Source: www.bu.edu/today
Author: Caleb Daniloff

Maria Kukuruzinska, a professor and researcher at BU’s Henry M. Goldman School of Dental Medicine, has shown a direct relationship between the aberrant behavior of a gene known as DPAGT1 and the loss of adhesion between cells in oral cancer cell lines and oral tumor tissues, offering dramatic new insight into how the disease might be treated. Oral cancer, which affects the mouth and throat, can spread quickly and has a 50 percent survival rate beyond five years.

In healthy epithelial tissues, which line body cavities and form many organs, cells are held together with the help of an adhesion receptor called E-cadherin. This molecule ensures proper cell shape and function and prevents tumor spread. In oral cancer, the DPAGT1 gene is overactive, which interferes with E-cadherin’s adhesive properties. Tumors spread when cells can’t stick to one another.

“Such discohesive cells peel off the tumor and establish new tumor islands,” Kukuruzinska says. “The hallmark of malignancy is when cells break apart, migrate, and nest in inappropriate organs.”

When researchers partially suppressed DPAGT1 in the oral cancer cell lines, they enhanced the E-cadherin molecule’s ability to form junctions between cells. The team’s findings suggest that diminishing DPAGT1’s activity could interrupt the growth of a tumor.

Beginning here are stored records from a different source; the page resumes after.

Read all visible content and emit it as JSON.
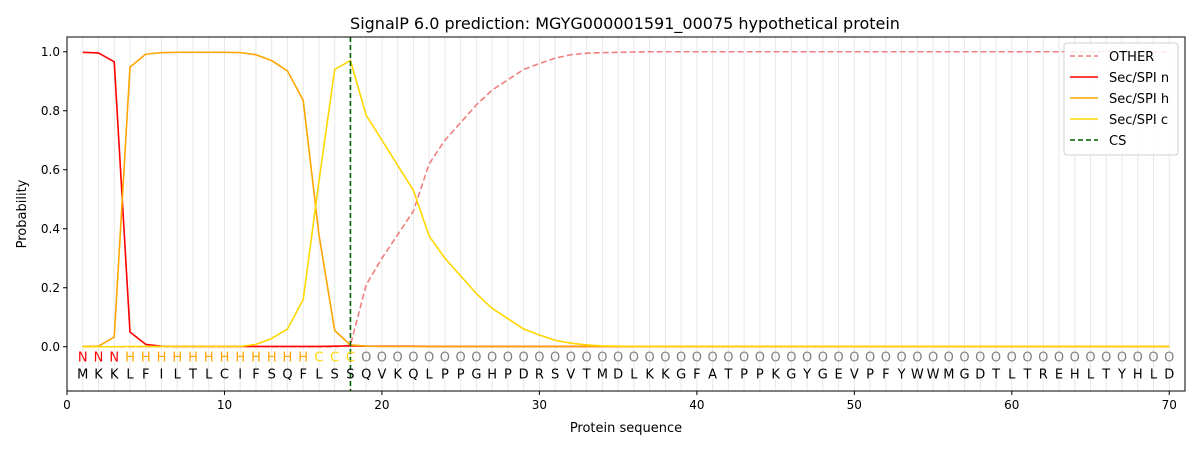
{
  "chart_data": {
    "type": "line",
    "title": "SignalP 6.0 prediction: MGYG000001591_00075 hypothetical protein",
    "xlabel": "Protein sequence",
    "ylabel": "Probability",
    "xlim": [
      0,
      71
    ],
    "ylim": [
      -0.15,
      1.05
    ],
    "x_ticks": [
      0,
      10,
      20,
      30,
      40,
      50,
      60,
      70
    ],
    "y_ticks": [
      0.0,
      0.2,
      0.4,
      0.6,
      0.8,
      1.0
    ],
    "x_tick_labels": [
      "0",
      "10",
      "20",
      "30",
      "40",
      "50",
      "60",
      "70"
    ],
    "y_tick_labels": [
      "0.0",
      "0.2",
      "0.4",
      "0.6",
      "0.8",
      "1.0"
    ],
    "grid": "vertical lines at each residue",
    "legend_position": "top-right",
    "sequence": [
      "M",
      "K",
      "K",
      "L",
      "F",
      "I",
      "L",
      "T",
      "L",
      "C",
      "I",
      "F",
      "S",
      "Q",
      "F",
      "L",
      "S",
      "S",
      "Q",
      "V",
      "K",
      "Q",
      "L",
      "P",
      "P",
      "G",
      "H",
      "P",
      "D",
      "R",
      "S",
      "V",
      "T",
      "M",
      "D",
      "L",
      "K",
      "K",
      "G",
      "F",
      "A",
      "T",
      "P",
      "P",
      "K",
      "G",
      "Y",
      "G",
      "E",
      "V",
      "P",
      "F",
      "Y",
      "W",
      "W",
      "M",
      "G",
      "D",
      "T",
      "L",
      "T",
      "R",
      "E",
      "H",
      "L",
      "T",
      "Y",
      "H",
      "L",
      "D"
    ],
    "region_labels": [
      "N",
      "N",
      "N",
      "H",
      "H",
      "H",
      "H",
      "H",
      "H",
      "H",
      "H",
      "H",
      "H",
      "H",
      "H",
      "C",
      "C",
      "C",
      "O",
      "O",
      "O",
      "O",
      "O",
      "O",
      "O",
      "O",
      "O",
      "O",
      "O",
      "O",
      "O",
      "O",
      "O",
      "O",
      "O",
      "O",
      "O",
      "O",
      "O",
      "O",
      "O",
      "O",
      "O",
      "O",
      "O",
      "O",
      "O",
      "O",
      "O",
      "O",
      "O",
      "O",
      "O",
      "O",
      "O",
      "O",
      "O",
      "O",
      "O",
      "O",
      "O",
      "O",
      "O",
      "O",
      "O",
      "O",
      "O",
      "O",
      "O",
      "O"
    ],
    "region_colors": {
      "N": "#ff0000",
      "H": "#ffa500",
      "C": "#ffd700",
      "O": "#808080"
    },
    "cleavage_site": 18,
    "x": [
      1,
      2,
      3,
      4,
      5,
      6,
      7,
      8,
      9,
      10,
      11,
      12,
      13,
      14,
      15,
      16,
      17,
      18,
      19,
      20,
      21,
      22,
      23,
      24,
      25,
      26,
      27,
      28,
      29,
      30,
      31,
      32,
      33,
      34,
      35,
      36,
      37,
      38,
      39,
      40,
      41,
      42,
      43,
      44,
      45,
      46,
      47,
      48,
      49,
      50,
      51,
      52,
      53,
      54,
      55,
      56,
      57,
      58,
      59,
      60,
      61,
      62,
      63,
      64,
      65,
      66,
      67,
      68,
      69,
      70
    ],
    "series": [
      {
        "name": "OTHER",
        "color": "#f08080",
        "dash": true,
        "values": [
          0,
          0,
          0,
          0,
          0,
          0,
          0,
          0,
          0,
          0,
          0,
          0,
          0,
          0,
          0,
          0,
          0,
          0.005,
          0.21,
          0.3,
          0.38,
          0.46,
          0.62,
          0.7,
          0.76,
          0.82,
          0.87,
          0.905,
          0.94,
          0.96,
          0.978,
          0.99,
          0.995,
          0.997,
          0.998,
          0.999,
          1,
          1,
          1,
          1,
          1,
          1,
          1,
          1,
          1,
          1,
          1,
          1,
          1,
          1,
          1,
          1,
          1,
          1,
          1,
          1,
          1,
          1,
          1,
          1,
          1,
          1,
          1,
          1,
          1,
          1,
          1,
          1,
          1,
          1
        ]
      },
      {
        "name": "Sec/SPI n",
        "color": "#ff0000",
        "dash": false,
        "values": [
          0.998,
          0.996,
          0.966,
          0.05,
          0.008,
          0.002,
          0.001,
          0.001,
          0.001,
          0.001,
          0.001,
          0.001,
          0.001,
          0.001,
          0.001,
          0.001,
          0.002,
          0.003,
          0.002,
          0.002,
          0.002,
          0.002,
          0.001,
          0.001,
          0.001,
          0.001,
          0.001,
          0.001,
          0.001,
          0.001,
          0.001,
          0.001,
          0.001,
          0.001,
          0.001,
          0.001,
          0.001,
          0.001,
          0.001,
          0.001,
          0.001,
          0.001,
          0.001,
          0.001,
          0.001,
          0.001,
          0.001,
          0.001,
          0.001,
          0.001,
          0.001,
          0.001,
          0.001,
          0.001,
          0.001,
          0.001,
          0.001,
          0.001,
          0.001,
          0.001,
          0.001,
          0.001,
          0.001,
          0.001,
          0.001,
          0.001,
          0.001,
          0.001,
          0.001,
          0.001
        ]
      },
      {
        "name": "Sec/SPI h",
        "color": "#ffa500",
        "dash": false,
        "values": [
          0.001,
          0.002,
          0.033,
          0.948,
          0.992,
          0.997,
          0.998,
          0.998,
          0.998,
          0.998,
          0.997,
          0.99,
          0.97,
          0.935,
          0.835,
          0.38,
          0.055,
          0.006,
          0.002,
          0.001,
          0.001,
          0.001,
          0.001,
          0.001,
          0.001,
          0.001,
          0.001,
          0.001,
          0.001,
          0.001,
          0.001,
          0.001,
          0.001,
          0.001,
          0.001,
          0.001,
          0.001,
          0.001,
          0.001,
          0.001,
          0.001,
          0.001,
          0.001,
          0.001,
          0.001,
          0.001,
          0.001,
          0.001,
          0.001,
          0.001,
          0.001,
          0.001,
          0.001,
          0.001,
          0.001,
          0.001,
          0.001,
          0.001,
          0.001,
          0.001,
          0.001,
          0.001,
          0.001,
          0.001,
          0.001,
          0.001,
          0.001,
          0.001,
          0.001,
          0.001
        ]
      },
      {
        "name": "Sec/SPI c",
        "color": "#ffd700",
        "dash": false,
        "values": [
          0,
          0,
          0,
          0.001,
          0.001,
          0.001,
          0.001,
          0.001,
          0.001,
          0.001,
          0.001,
          0.008,
          0.028,
          0.06,
          0.16,
          0.56,
          0.94,
          0.97,
          0.785,
          0.7,
          0.615,
          0.53,
          0.375,
          0.3,
          0.24,
          0.18,
          0.13,
          0.095,
          0.06,
          0.04,
          0.022,
          0.012,
          0.006,
          0.003,
          0.002,
          0.001,
          0.001,
          0.001,
          0.001,
          0.001,
          0.001,
          0.001,
          0.001,
          0.001,
          0.001,
          0.001,
          0.001,
          0.001,
          0.001,
          0.001,
          0.001,
          0.001,
          0.001,
          0.001,
          0.001,
          0.001,
          0.001,
          0.001,
          0.001,
          0.001,
          0.001,
          0.001,
          0.001,
          0.001,
          0.001,
          0.001,
          0.001,
          0.001,
          0.001,
          0.001
        ]
      }
    ],
    "legend": [
      {
        "name": "OTHER",
        "color": "#f08080",
        "dash": true
      },
      {
        "name": "Sec/SPI n",
        "color": "#ff0000",
        "dash": false
      },
      {
        "name": "Sec/SPI h",
        "color": "#ffa500",
        "dash": false
      },
      {
        "name": "Sec/SPI c",
        "color": "#ffd700",
        "dash": false
      },
      {
        "name": "CS",
        "color": "#006400",
        "dash": true
      }
    ]
  }
}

“You can’t jump to the conclusion that you can stop cancer from developing,” Kukuruzinska says. “But we can perhaps stop tumors from spreading.”

Researchers want to find the cause of overexpression of DPAGT1 in oral cancer. They hope to identify key repressor molecules that regulate the gene. Similar aberrant genetic behavior was found in a Portuguese study of mammary cancer in dogs. “We believe this is not going to be restricted to oral cancer,” Kukuruzinska says, “but will be a feature common to subsets of epithelial tumors in general.”

“Oral cancer is very pernicious and deadly,” she adds. “It’s been a neglected cancer. The understanding of the molecular basis for it is not very advanced. It’s definitely enhanced by environmental agents such as tobacco and alcohol use. It’s extremely painful and difficult to treat. And it’s damaging aesthetically to a person. Once a piece of a tongue or a jaw is removed, it’s very visible.”

Kukuruzinska’s paper “Overexpression of DPAGT1 Leads to Aberrant N-Glycosylation of E-Cadherin and Cellular Discohesion in Oral Cancer” appeared in the July 15 issue of Cancer Research.